I grew up in Dallas, Texas, where most of the year is oppressively hot. Like a vampire, I recoiled at the sun, pining instead for cool, overcast skies. I rejoiced in a thunderstorm. I had been known to frolic in a puddle, or two. But most notably, rain meant those crazy people wouldn’t be out proselytizing. Rain was the sole qualifier, the one get-out-of-jail-free card we had where Jehovah’s Witnesses in suburban America wouldn’t be pressured to preach to strangers that day—at least not on foot. We also did ‘phone witnessing’, the Jehovah’s Witness equivalent of telemarketing. Hello, you live in a gated community, which is why I’m giving you my unsolicited religious advice through this method instead. And, we did ‘letter writing’: hand-scribbled junk mail punctuated with scriptures and stickers, letting grown women with a Lisa Frank obsession express their creativity in ways they wouldn’t otherwise be allowed to. I, however, risked the guilt trip that came with opting out of these alternatives, and went back to bed. Preacher on the streets, sinner in the sheets, indeed.

But, if it was beautiful outside, say, 65 degrees and not a cloud in the sky, you were screwed, destined to spend a rare, sparkling two hours now tarnished by the drudgery. No one wanted to talk to us, and if we were honest with each other, none of us wanted to be there, either. We descended on neighborhoods, uninvited, to arrogantly shove our brand of religion down someone’s throat on their own doorstep. At least a fraction of us knew this was wrong, but we were following orders; the door-to-door ministry was mandatory, and anyone who didn’t report for duty would answer for it later. People cursed, slammed doors, or would simply notice us from a distance and quietly head inside. I hated blue skies and sunshine because it meant I would be seen in the daylight doing something that, in fact, put me in a dark place. My religious life isolated me from the rest of the world, and preaching on a stunning, panoramic morning only served as a reminder of how lonely I really was.

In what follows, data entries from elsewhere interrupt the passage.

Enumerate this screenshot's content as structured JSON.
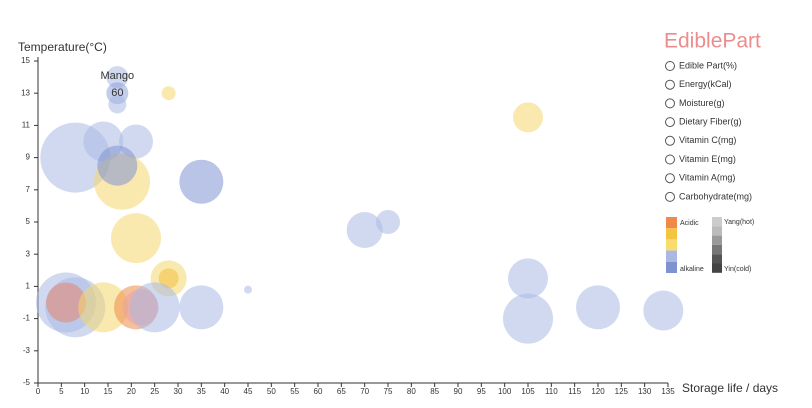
{
  "chart_data": {
    "type": "scatter",
    "title": "EdiblePart",
    "x_label": "Storage life / days",
    "y_label": "Temperature(°C)",
    "xlim": [
      0,
      135
    ],
    "xticks": [
      0,
      5,
      10,
      15,
      20,
      25,
      30,
      35,
      40,
      45,
      50,
      55,
      60,
      65,
      70,
      75,
      80,
      85,
      90,
      95,
      100,
      105,
      110,
      115,
      120,
      125,
      130,
      135
    ],
    "ylim": [
      -5,
      15
    ],
    "yticks": [
      -5,
      -3,
      -1,
      1,
      3,
      5,
      7,
      9,
      11,
      13,
      15
    ],
    "x": [
      17,
      17,
      17,
      28,
      105,
      14,
      21,
      8,
      18,
      17,
      35,
      21,
      70,
      75,
      28,
      28,
      45,
      6,
      8,
      6,
      14,
      21,
      22,
      25,
      35,
      105,
      105,
      120,
      134
    ],
    "values": [
      14,
      13,
      12.3,
      13,
      11.5,
      10,
      10,
      9,
      7.5,
      8.5,
      7.5,
      4,
      4.5,
      5,
      1.5,
      1.5,
      0.8,
      0,
      -0.3,
      0,
      -0.3,
      -0.3,
      -0.3,
      -0.3,
      -0.3,
      1.5,
      -1,
      -0.3,
      -0.5
    ],
    "sizes": [
      11,
      11,
      9,
      7,
      15,
      20,
      17,
      35,
      28,
      20,
      22,
      25,
      18,
      12,
      18,
      10,
      4,
      30,
      30,
      20,
      25,
      22,
      18,
      25,
      22,
      20,
      25,
      22,
      20
    ],
    "colors": [
      "#a9b9e3",
      "#8fa3db",
      "#a9b9e3",
      "#f5d76e",
      "#f5d76e",
      "#a9b9e3",
      "#a9b9e3",
      "#a9b9e3",
      "#f5d76e",
      "#7f93d1",
      "#7f93d1",
      "#f5d76e",
      "#a9b9e3",
      "#a9b9e3",
      "#f5d76e",
      "#f0c040",
      "#a9b9e3",
      "#a9b9e3",
      "#a9b9e3",
      "#e8836b",
      "#f5d76e",
      "#ee8a4a",
      "#e8a0a8",
      "#a9b9e3",
      "#a9b9e3",
      "#a9b9e3",
      "#a9b9e3",
      "#a9b9e3",
      "#a9b9e3"
    ],
    "legend": [
      "Edible Part(%)",
      "Energy(kCal)",
      "Moisture(g)",
      "Dietary Fiber(g)",
      "Vitamin C(mg)",
      "Vitamin E(mg)",
      "Vitamin A(mg)",
      "Carbohydrate(mg)"
    ],
    "visual_map": {
      "acidic": "Acidic",
      "alkaline": "alkaline",
      "hot": "Yang(hot)",
      "cold": "Yin(cold)",
      "acid_colors": [
        "#ee8a4a",
        "#f5c542",
        "#f7dc6f",
        "#a9b9e3",
        "#7f93d1"
      ],
      "temp_colors": [
        "#cccccc",
        "#bbbbbb",
        "#999999",
        "#777777",
        "#555555",
        "#444444"
      ]
    },
    "tooltip": {
      "name": "Mango",
      "value": 60,
      "index": 1
    }
  }
}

Occasionally, I’ll get a faint hit of PTSD on a bright day, though it quickly subsides, replaced by a rush of relief—I’m free. Spring and summer are very different now. Lounging in my plastic Adirondack chair in a tattered bikini, I welcome the warmth on my cheeks. (My face, pervert.) I’m enjoying my little patch of land uninterrupted, happy to let my neighbor do the same. No more doors to knock down, souls to save, and if I take a shit, it’s for the pure joy of it.